According to Drew Conroy the properly trimmed hoof has a 50 degree angle to the road. Clearly the hoof should be high at the heel and short at the toe. While trimming look carefully for evidence of a puncture wound. Oxen are tough but their feet can be damaged by sharp objects such as sticks and rocks. This is especially true when the team is driven on pavement. A small rock on hard pavement can cause a nasty bruise.
It is tempting to use power tools to trim the feet. All I can say is proceed very carefully. First, power grinders generate a lot of heat that can damage the hoof. Second, your hands and legs are going to be pretty close to the action. A power grinder can take off a lot of skin in a hurry. Personally, I am a big chicken who will spend the time to trim with hand tools.
Housing
Oxen are hardy but they appreciate a comfortable bed. They do not need a closed barn. But, a barn that protects them from the wind and rain or snow is good idea. For appearance the team should be clean and to keep them clean the barn must be clean. Mucking out twice a day is a good idea.
Another good idea is a big pile of wood shavings in the corral. This gives them a clean; relatively dry place to lie on nice days during the winter. I policed this shavings pile daily and the result was what was known as “chips and chips” as in cow chips and wood chips. Gardeners love this form of bovine exhaust.
Drover Safety
Oxen are big and the drover works very close to them. It just makes sense to wear safety shoes. Lead ropes can be tough on hands and a good pair of leather gloves makes sense too.
Even so you should anticipate a few bruises. Once I was fishing pine cones from under an electric fence. My ox, Alpha, came up to see what I was doing. Purely by accident I got up and turned right and he turned left. The back of his horn made a six inch bruise on my leg. Mostly it was my fault because I paid no attention to his being there next to me. Alpha and Bravo liked to stand one on each side of me. Having Bravo on my left and Alpha on my right and just inches away was normal. They were twins and generally hung around the place together. In fact, they stood at the manger and slept with Bravo on the left and Alpha on the right. This arrangement just seemed natural to them.
Insurance
We live is a litigious society. No matter how irrational the other person’s behavior, if someone is hurt the drover will be held responsible. I have observed people push toddlers toward a big ox, people approach an ox with bare feet, people who brought their horse too close with the idea that somehow this would make a cow pony of him, and on and on.

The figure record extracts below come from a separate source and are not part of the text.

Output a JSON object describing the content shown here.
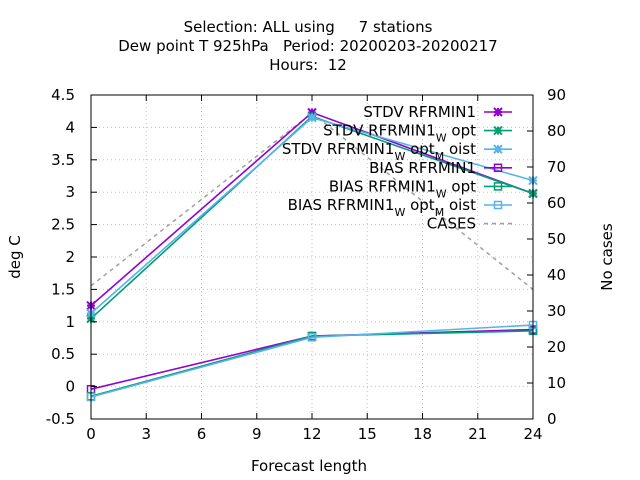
{
  "title": {
    "line1": "Selection: ALL using     7 stations",
    "line2": "Dew point T 925hPa   Period: 20200203-20200217",
    "line3": "Hours:  12"
  },
  "chart_data": {
    "type": "line",
    "xlabel": "Forecast length",
    "ylabel": "deg C",
    "y2label": "No cases",
    "xlim": [
      0,
      24
    ],
    "ylim": [
      -0.5,
      4.5
    ],
    "y2lim": [
      0,
      90
    ],
    "x_ticks": [
      "0",
      "3",
      "6",
      "9",
      "12",
      "15",
      "18",
      "21",
      "24"
    ],
    "y_ticks": [
      "-0.5",
      "0",
      "0.5",
      "1",
      "1.5",
      "2",
      "2.5",
      "3",
      "3.5",
      "4",
      "4.5"
    ],
    "y2_ticks": [
      "0",
      "10",
      "20",
      "30",
      "40",
      "50",
      "60",
      "70",
      "80",
      "90"
    ],
    "grid": true,
    "legend_position": "top-right",
    "series": [
      {
        "name": "STDV RFRMIN1",
        "axis": "y1",
        "color": "#9400d3",
        "marker": "x-star",
        "dashed": false,
        "x": [
          0,
          12,
          24
        ],
        "y": [
          1.25,
          4.23,
          2.98
        ]
      },
      {
        "name": "STDV RFRMIN1_W opt",
        "axis": "y1",
        "color": "#009e73",
        "marker": "x-star",
        "dashed": false,
        "x": [
          0,
          12,
          24
        ],
        "y": [
          1.05,
          4.17,
          2.98
        ]
      },
      {
        "name": "STDV RFRMIN1_W opt_M oist",
        "axis": "y1",
        "color": "#56b4e9",
        "marker": "x-star",
        "dashed": false,
        "x": [
          0,
          12,
          24
        ],
        "y": [
          1.13,
          4.15,
          3.18
        ]
      },
      {
        "name": "BIAS RFRMIN1",
        "axis": "y1",
        "color": "#9400d3",
        "marker": "square",
        "dashed": false,
        "x": [
          0,
          12,
          24
        ],
        "y": [
          -0.04,
          0.78,
          0.88
        ]
      },
      {
        "name": "BIAS RFRMIN1_W opt",
        "axis": "y1",
        "color": "#009e73",
        "marker": "square",
        "dashed": false,
        "x": [
          0,
          12,
          24
        ],
        "y": [
          -0.15,
          0.78,
          0.86
        ]
      },
      {
        "name": "BIAS RFRMIN1_W opt_M oist",
        "axis": "y1",
        "color": "#56b4e9",
        "marker": "square",
        "dashed": false,
        "x": [
          0,
          12,
          24
        ],
        "y": [
          -0.16,
          0.76,
          0.95
        ]
      },
      {
        "name": "CASES",
        "axis": "y2",
        "color": "#a0a0a0",
        "marker": "none",
        "dashed": true,
        "x": [
          0,
          12,
          24
        ],
        "y": [
          37,
          85,
          36
        ]
      }
    ]
  }
}
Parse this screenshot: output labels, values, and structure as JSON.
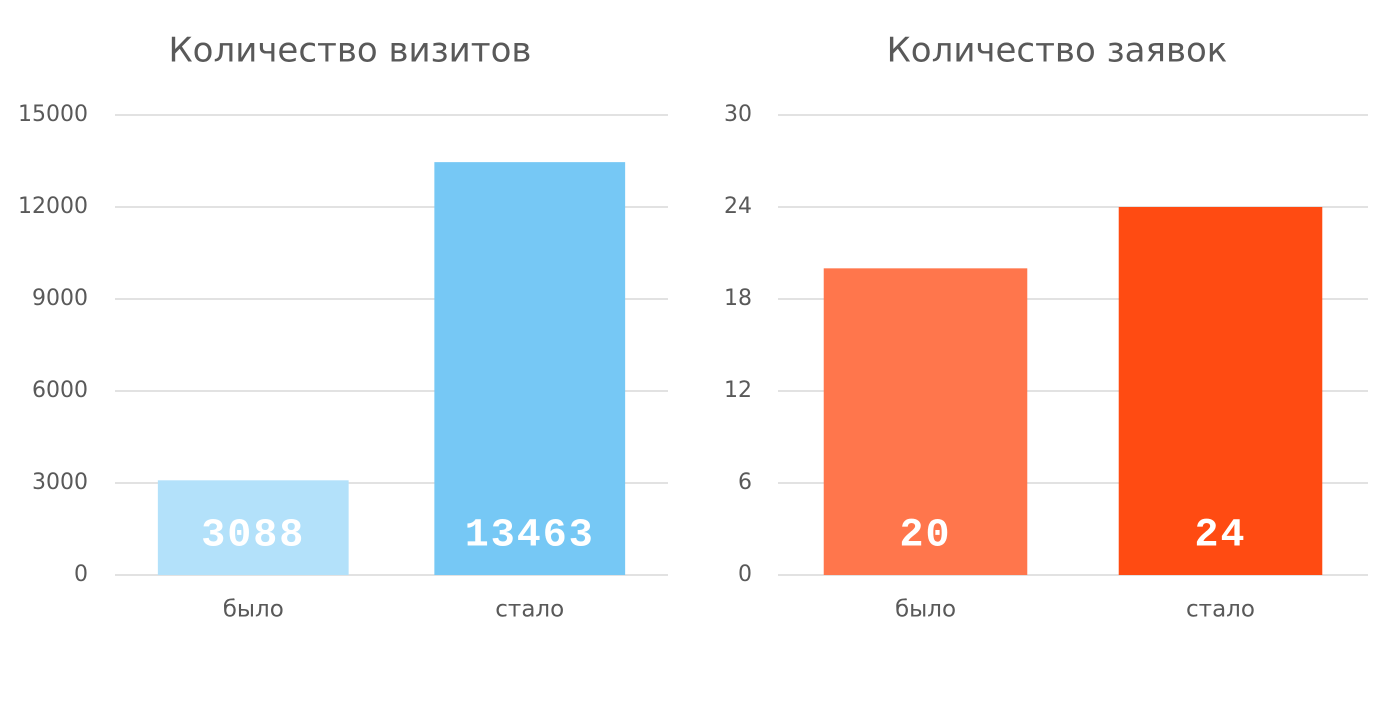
{
  "chart_data": [
    {
      "type": "bar",
      "title": "Количество визитов",
      "categories": [
        "было",
        "стало"
      ],
      "values": [
        3088,
        13463
      ],
      "colors": [
        "#b3e1fa",
        "#76c8f5"
      ],
      "ylim": [
        0,
        15000
      ],
      "yticks": [
        0,
        3000,
        6000,
        9000,
        12000,
        15000
      ],
      "grid": true,
      "data_labels": true
    },
    {
      "type": "bar",
      "title": "Количество заявок",
      "categories": [
        "было",
        "стало"
      ],
      "values": [
        20,
        24
      ],
      "colors": [
        "#ff764c",
        "#ff4b12"
      ],
      "ylim": [
        0,
        30
      ],
      "yticks": [
        0,
        6,
        12,
        18,
        24,
        30
      ],
      "grid": true,
      "data_labels": true
    }
  ]
}
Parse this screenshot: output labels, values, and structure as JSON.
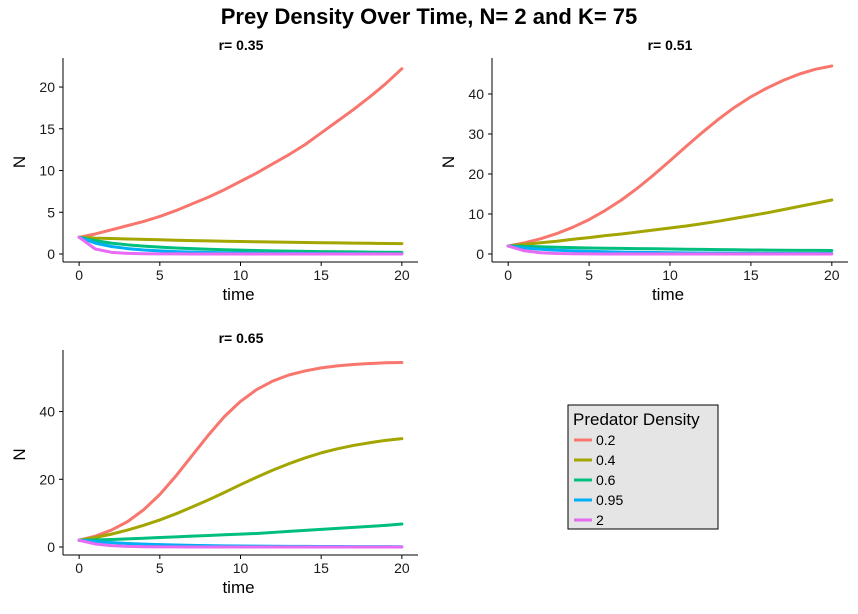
{
  "title": "Prey Density Over Time, N= 2 and K= 75",
  "chart_data": [
    {
      "type": "line",
      "panel_title": "r= 0.35",
      "xlabel": "time",
      "ylabel": "N",
      "xlim": [
        0,
        20
      ],
      "ylim": [
        0,
        23
      ],
      "xticks": [
        0,
        5,
        10,
        15,
        20
      ],
      "yticks": [
        0,
        5,
        10,
        15,
        20
      ],
      "x": [
        0,
        1,
        2,
        3,
        4,
        5,
        6,
        7,
        8,
        9,
        10,
        11,
        12,
        13,
        14,
        15,
        16,
        17,
        18,
        19,
        20
      ],
      "series": [
        {
          "name": "0.2",
          "values": [
            2.0,
            2.4,
            2.9,
            3.4,
            3.9,
            4.5,
            5.2,
            6.0,
            6.8,
            7.7,
            8.7,
            9.7,
            10.8,
            11.9,
            13.1,
            14.5,
            15.9,
            17.3,
            18.8,
            20.4,
            22.2
          ]
        },
        {
          "name": "0.4",
          "values": [
            2.0,
            1.9,
            1.85,
            1.8,
            1.75,
            1.7,
            1.65,
            1.6,
            1.57,
            1.53,
            1.5,
            1.47,
            1.44,
            1.41,
            1.38,
            1.35,
            1.33,
            1.3,
            1.28,
            1.26,
            1.24
          ]
        },
        {
          "name": "0.6",
          "values": [
            2.0,
            1.6,
            1.3,
            1.1,
            0.95,
            0.82,
            0.72,
            0.64,
            0.57,
            0.51,
            0.46,
            0.42,
            0.38,
            0.35,
            0.32,
            0.29,
            0.27,
            0.25,
            0.23,
            0.21,
            0.2
          ]
        },
        {
          "name": "0.95",
          "values": [
            2.0,
            1.3,
            0.9,
            0.65,
            0.48,
            0.37,
            0.29,
            0.23,
            0.18,
            0.15,
            0.12,
            0.1,
            0.08,
            0.07,
            0.06,
            0.05,
            0.04,
            0.04,
            0.03,
            0.03,
            0.02
          ]
        },
        {
          "name": "2",
          "values": [
            2.0,
            0.6,
            0.2,
            0.07,
            0.03,
            0.01,
            0.01,
            0,
            0,
            0,
            0,
            0,
            0,
            0,
            0,
            0,
            0,
            0,
            0,
            0,
            0
          ]
        }
      ]
    },
    {
      "type": "line",
      "panel_title": "r= 0.51",
      "xlabel": "time",
      "ylabel": "N",
      "xlim": [
        0,
        20
      ],
      "ylim": [
        0,
        48
      ],
      "xticks": [
        0,
        5,
        10,
        15,
        20
      ],
      "yticks": [
        0,
        10,
        20,
        30,
        40
      ],
      "x": [
        0,
        1,
        2,
        3,
        4,
        5,
        6,
        7,
        8,
        9,
        10,
        11,
        12,
        13,
        14,
        15,
        16,
        17,
        18,
        19,
        20
      ],
      "series": [
        {
          "name": "0.2",
          "values": [
            2.0,
            2.8,
            3.8,
            5.1,
            6.7,
            8.6,
            10.9,
            13.5,
            16.5,
            19.8,
            23.3,
            26.9,
            30.4,
            33.7,
            36.7,
            39.3,
            41.5,
            43.4,
            45.0,
            46.2,
            47.0
          ]
        },
        {
          "name": "0.4",
          "values": [
            2.0,
            2.4,
            2.8,
            3.2,
            3.7,
            4.1,
            4.6,
            5.0,
            5.5,
            6.0,
            6.5,
            7.0,
            7.6,
            8.2,
            8.9,
            9.6,
            10.3,
            11.1,
            11.9,
            12.7,
            13.5
          ]
        },
        {
          "name": "0.6",
          "values": [
            2.0,
            1.9,
            1.8,
            1.7,
            1.6,
            1.5,
            1.45,
            1.4,
            1.35,
            1.3,
            1.25,
            1.2,
            1.15,
            1.1,
            1.05,
            1.0,
            0.98,
            0.95,
            0.92,
            0.9,
            0.88
          ]
        },
        {
          "name": "0.95",
          "values": [
            2.0,
            1.5,
            1.2,
            0.95,
            0.78,
            0.65,
            0.55,
            0.47,
            0.41,
            0.36,
            0.32,
            0.28,
            0.25,
            0.22,
            0.2,
            0.18,
            0.16,
            0.15,
            0.14,
            0.13,
            0.12
          ]
        },
        {
          "name": "2",
          "values": [
            2.0,
            0.8,
            0.3,
            0.12,
            0.05,
            0.02,
            0.01,
            0,
            0,
            0,
            0,
            0,
            0,
            0,
            0,
            0,
            0,
            0,
            0,
            0,
            0
          ]
        }
      ]
    },
    {
      "type": "line",
      "panel_title": "r= 0.65",
      "xlabel": "time",
      "ylabel": "N",
      "xlim": [
        0,
        20
      ],
      "ylim": [
        0,
        57
      ],
      "xticks": [
        0,
        5,
        10,
        15,
        20
      ],
      "yticks": [
        0,
        20,
        40
      ],
      "x": [
        0,
        1,
        2,
        3,
        4,
        5,
        6,
        7,
        8,
        9,
        10,
        11,
        12,
        13,
        14,
        15,
        16,
        17,
        18,
        19,
        20
      ],
      "series": [
        {
          "name": "0.2",
          "values": [
            2.0,
            3.2,
            5.0,
            7.5,
            11.0,
            15.5,
            21.0,
            27.0,
            33.0,
            38.5,
            43.0,
            46.5,
            49.0,
            50.8,
            52.0,
            52.9,
            53.5,
            53.9,
            54.2,
            54.4,
            54.5
          ]
        },
        {
          "name": "0.4",
          "values": [
            2.0,
            2.8,
            3.8,
            5.0,
            6.4,
            8.0,
            9.8,
            11.8,
            13.9,
            16.1,
            18.4,
            20.6,
            22.7,
            24.6,
            26.3,
            27.8,
            29.0,
            30.0,
            30.8,
            31.5,
            32.0
          ]
        },
        {
          "name": "0.6",
          "values": [
            2.0,
            2.1,
            2.2,
            2.4,
            2.6,
            2.8,
            3.0,
            3.2,
            3.4,
            3.6,
            3.8,
            4.0,
            4.3,
            4.6,
            4.9,
            5.2,
            5.5,
            5.8,
            6.1,
            6.4,
            6.8
          ]
        },
        {
          "name": "0.95",
          "values": [
            2.0,
            1.6,
            1.3,
            1.05,
            0.85,
            0.7,
            0.58,
            0.48,
            0.4,
            0.34,
            0.29,
            0.25,
            0.22,
            0.19,
            0.17,
            0.15,
            0.13,
            0.12,
            0.11,
            0.1,
            0.09
          ]
        },
        {
          "name": "2",
          "values": [
            2.0,
            0.9,
            0.4,
            0.18,
            0.08,
            0.04,
            0.02,
            0.01,
            0,
            0,
            0,
            0,
            0,
            0,
            0,
            0,
            0,
            0,
            0,
            0,
            0
          ]
        }
      ]
    }
  ],
  "legend": {
    "title": "Predator Density",
    "placement": "bottom-right",
    "items": [
      {
        "label": "0.2",
        "color": "#F8766D"
      },
      {
        "label": "0.4",
        "color": "#A3A500"
      },
      {
        "label": "0.6",
        "color": "#00BF7D"
      },
      {
        "label": "0.95",
        "color": "#00B0F6"
      },
      {
        "label": "2",
        "color": "#E76BF3"
      }
    ]
  },
  "colors": {
    "0.2": "#F8766D",
    "0.4": "#A3A500",
    "0.6": "#00BF7D",
    "0.95": "#00B0F6",
    "2": "#E76BF3"
  }
}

If you plan to take your team into the street and participate in parades check with your insurance agent about a rider to your homeowner’s policy.
The End
It has been said that one should not make a pet of a cow or, presumably, an ox. I am not exactly sure why but suppose that when an animal is a pet you trust them and you might get hurt. I certainly considered Alpha and Bravo to be pets, big pets but pets nonetheless. We had a certain working relationship.
When the team was retired, I knew that in the end they would have to be put down. The whole matter came to a conclusion when Bravo suddenly died. He ate his breakfast and was overtly healthy in the morning. In the afternoon I saw him lying down and heard him lowing in pain. I immediately called the vet who dropped everything to arrive in about twenty minutes. By then Bravo was dead. It was sad to see his brother attempt to get him back on his feet. Alpha just could not understand what had happened. The vet examined Alpha and said he should be sent to slaughter. These old boys had given too much to end that way. The next day Kuhni’s came out, shot him right there in the corral, and the twins went away together. This was not economically right but it was emotionally right.